Mason grinned. “I didn’t ask her. I was careful not to. What would you do, Della, if you found yourself faced with the job of manufacturing an alibi?”

“You mean, if I had to make an alibi up out of whole cloth?”

“Yes.”

“Heavens! I don’t know. It would seem to me to be an impossible problem.”

Mason said, “Even if you had a long, long time to think it over, I’ll bet you couldn’t do a better job than to claim that you’d been attending a political conference of such great importance the bigwigs who attended it wouldn’t dare to let their identities be known, would even deny that they were there. And then if you could lead some witness into a place where that conference took place and point to ash trays that were littered with cigar butts and cigarette stubs, a wastebasket that was filled with empty bottles, bathrooms containing soiled towels, and, even as a final finishing touch, ‘Father’s razor on the shelf in the bathroom’ — that, I would say, would be a very artistic job.”

“Very.”

“Then if the police happened to discover ‘Father’ at just the opportune moment, and ‘Father’ seemed not at all eager to establish his alibi, but only did so under pressure, and then rather reluctantly put his hand down into his coat pocket and pulled out a key to the cabin in which the conference was supposed to have taken place — that would be one sweet job of alibi building, wouldn’t it?”

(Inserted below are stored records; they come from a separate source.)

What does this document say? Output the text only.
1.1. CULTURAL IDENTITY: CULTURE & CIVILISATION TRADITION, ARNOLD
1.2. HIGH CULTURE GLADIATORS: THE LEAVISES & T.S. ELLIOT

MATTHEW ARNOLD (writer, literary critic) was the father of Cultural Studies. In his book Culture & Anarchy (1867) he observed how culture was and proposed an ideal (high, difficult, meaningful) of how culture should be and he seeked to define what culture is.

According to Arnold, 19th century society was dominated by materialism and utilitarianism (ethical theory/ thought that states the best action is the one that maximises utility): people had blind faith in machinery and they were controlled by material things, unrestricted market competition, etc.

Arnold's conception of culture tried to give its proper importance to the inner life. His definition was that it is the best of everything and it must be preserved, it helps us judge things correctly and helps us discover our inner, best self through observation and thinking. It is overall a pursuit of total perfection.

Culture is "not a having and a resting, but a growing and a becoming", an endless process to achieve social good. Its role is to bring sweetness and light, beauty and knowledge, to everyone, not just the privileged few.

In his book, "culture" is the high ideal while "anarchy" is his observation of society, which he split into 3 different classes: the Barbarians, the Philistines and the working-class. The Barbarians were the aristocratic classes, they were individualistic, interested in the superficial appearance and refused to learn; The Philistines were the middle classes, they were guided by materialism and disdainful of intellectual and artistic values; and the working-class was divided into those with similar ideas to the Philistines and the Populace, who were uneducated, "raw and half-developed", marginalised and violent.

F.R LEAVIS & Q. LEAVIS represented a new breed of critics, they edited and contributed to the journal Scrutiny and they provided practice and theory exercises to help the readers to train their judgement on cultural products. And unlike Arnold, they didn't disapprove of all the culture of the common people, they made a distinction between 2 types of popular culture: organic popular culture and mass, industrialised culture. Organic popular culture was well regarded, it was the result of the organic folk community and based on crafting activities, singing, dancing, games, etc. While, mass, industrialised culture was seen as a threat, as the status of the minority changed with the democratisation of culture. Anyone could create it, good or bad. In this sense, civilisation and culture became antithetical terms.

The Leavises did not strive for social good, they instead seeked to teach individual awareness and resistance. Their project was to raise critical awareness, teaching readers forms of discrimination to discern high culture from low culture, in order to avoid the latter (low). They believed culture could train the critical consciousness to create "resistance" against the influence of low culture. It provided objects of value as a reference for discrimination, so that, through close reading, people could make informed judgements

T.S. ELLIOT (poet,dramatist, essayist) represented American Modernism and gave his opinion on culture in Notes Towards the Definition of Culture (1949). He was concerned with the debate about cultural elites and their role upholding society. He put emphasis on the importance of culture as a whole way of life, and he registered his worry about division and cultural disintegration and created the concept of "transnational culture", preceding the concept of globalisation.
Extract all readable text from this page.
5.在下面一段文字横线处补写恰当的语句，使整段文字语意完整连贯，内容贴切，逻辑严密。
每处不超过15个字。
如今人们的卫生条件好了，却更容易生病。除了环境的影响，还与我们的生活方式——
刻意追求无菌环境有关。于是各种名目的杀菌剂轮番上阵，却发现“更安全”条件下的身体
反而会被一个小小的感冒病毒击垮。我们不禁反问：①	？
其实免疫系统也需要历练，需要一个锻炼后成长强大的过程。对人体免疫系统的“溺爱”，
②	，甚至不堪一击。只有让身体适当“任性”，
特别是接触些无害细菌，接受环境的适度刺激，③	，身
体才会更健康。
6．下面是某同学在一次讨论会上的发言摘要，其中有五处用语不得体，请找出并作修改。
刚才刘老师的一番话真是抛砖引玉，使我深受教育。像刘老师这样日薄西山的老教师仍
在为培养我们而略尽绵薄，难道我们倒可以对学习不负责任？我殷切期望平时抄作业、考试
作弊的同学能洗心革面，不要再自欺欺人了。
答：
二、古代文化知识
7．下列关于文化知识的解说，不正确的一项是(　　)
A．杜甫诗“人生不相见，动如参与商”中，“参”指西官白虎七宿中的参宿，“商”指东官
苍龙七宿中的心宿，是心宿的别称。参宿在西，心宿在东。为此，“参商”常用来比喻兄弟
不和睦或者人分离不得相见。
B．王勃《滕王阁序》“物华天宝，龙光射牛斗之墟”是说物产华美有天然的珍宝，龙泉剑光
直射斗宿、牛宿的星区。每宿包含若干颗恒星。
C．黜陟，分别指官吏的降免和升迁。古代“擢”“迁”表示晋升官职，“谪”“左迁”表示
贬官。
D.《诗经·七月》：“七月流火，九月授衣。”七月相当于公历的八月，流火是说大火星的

“Do you think the whole thing was faked?”

“I don’t know. I’m just pointing out things.”

“But can’t the police check every detail?”

“Which do you mean, can or will?”

“What’s the difference?”

“Query: What would you do if you were a police officer — and had to decide whether you wanted to rip aside the mask of secrecy some big-shot politicians had carefully set up?”

Della said, “Well, I might try to dig out the truth, and then again, I might drop the whole thing — fast.”

“Exactly,” Mason said.

“Apparently,” Della Street said thoughtfully, “Carol Burbank is a very unusual girl.”

“Or her father is a very unusual man,” Mason said. “I’m interested in finding out which — and in the meantime, finish your dinner because you’re going home and get some sleep.”

Della Street smiled across the table at him. “Not if you’re going to beat the police to the Hotel Cornish. A notebook might come in handy there.”

Mason smiled. “It’s going to cost you your dessert.”

“I didn’t want any, anyway.”

“That’ll run Pierre’s blood pressure up.”

Della Street opened her purse, calmly started applying lipstick. “One gathers,” she said, “that Pierre’s blood pressure has been boiling up and dropping down at alternate intervals for the last forty years.”

“That,” Mason said, “would have made it start when Pierre was about fourteen.”

“Well,” Della Street announced, putting her lipstick and compact back into her purse, “let’s make it forty-two years then.”